Bilateral neural packets are the basic mechanism of sensation and of thought. Bilateral neural packets essentially form from sensory input and those mimes then persist in what we call thought, which is a neural packet for a given moment of thought. Each organ of sensation like the ear will have unique mimes with similar characteristics to other organs and the human ear will sense sound in ways that are similar to how the eye processes light.
Although there are many components within the human ear, the basic neural organ of hearing is the cochlea. The cochlea has a spiral shape (see Figure) and with both impulse and response fluid canals with the very well known frequency response shown in the figure. Tiny hairs along the length of the basilar membrane, which is the wall between to the spiral cochlea impulse and response canals, are the neurons that sense sound by the inner ear fluid deflection of a tiny hair. The neural patterns in the EEG that come from basilar excitation are many and varied, but the hearing neural network is still not well understood. In fact, science does not seem to have a very clear understanding of the underlying neural impulse patterns for even simple organisms.

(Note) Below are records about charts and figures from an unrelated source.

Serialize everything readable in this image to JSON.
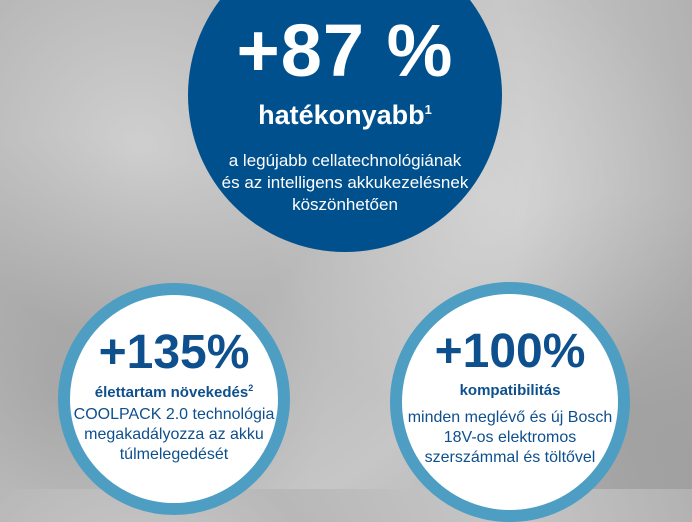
{
  "main": {
    "value": "+87 %",
    "label": "hatékonyabb",
    "footnote": "1",
    "description": "a legújabb cellatechnológiának és az intelligens akkukezelésnek köszönhetően",
    "color": "#00508e"
  },
  "lifetime": {
    "value": "+135%",
    "label": "élettartam növekedés",
    "footnote": "2",
    "description": "COOLPACK 2.0 technológia megakadályozza az akku túlmelegedését",
    "ring_color": "#4e9ec3"
  },
  "compat": {
    "value": "+100%",
    "label": "kompatibilitás",
    "description": "minden meglévő és új Bosch 18V-os elektromos szerszámmal és töltővel"
  }
}
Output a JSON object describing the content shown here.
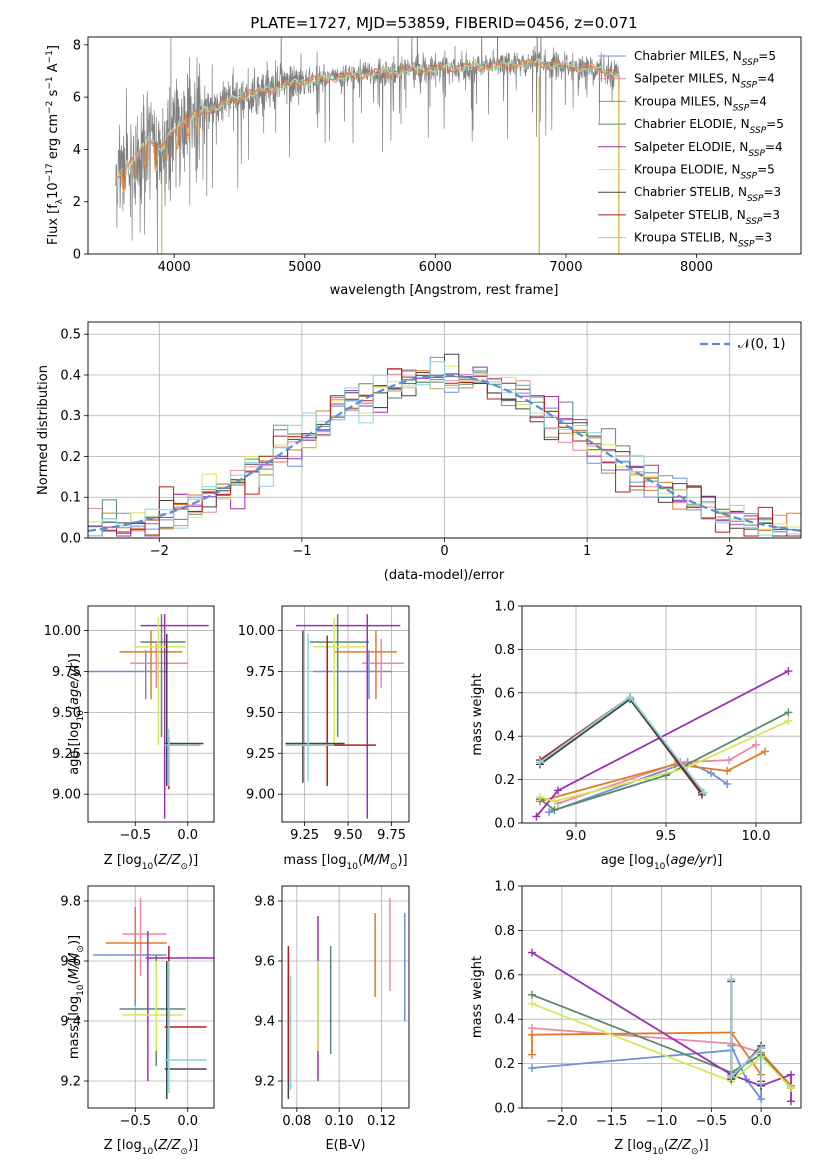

The 7 notes of the octave are very suggestive, though, of a binary or bilateral difference sampling between groups of selected neurons and the top three rows of Pascal's triangle of the binomial theory describe how this binary sampling adds up to 7. This implies that the same kind of bilateralism that we recognize as the left-right symmetry is a part of hearing. Indeed, bilateralism is very common in all higher organisms and indeed also in the binary frequency analysis of sound and other spectral data with the Cooley-Tukey fast Fourier transform (FT) algorithm. The basic FT algorithm processes spectral data by sampling a time series with powers of two averaging and bilateralism is therefore an efficient way to sample and compress time series data into frequency amplitudes for representation in thought packets.
Therefore it seems very reasonable that along the basilar membrane, neurons from 20 mm to the end would be progressively paired into 7-mer's with the midpoint defined by middle C at 262 Hz, which peaks at 27 mm from the stapes. These progressive bilateral neural pairings would then form difference modes that would complement the sum and total modes and enhance sensation of the frequencies lower than ~1000 Hz as shown. These 7-order difference pairings would then effectively provide for our pleasure hearing the tones and chords of music.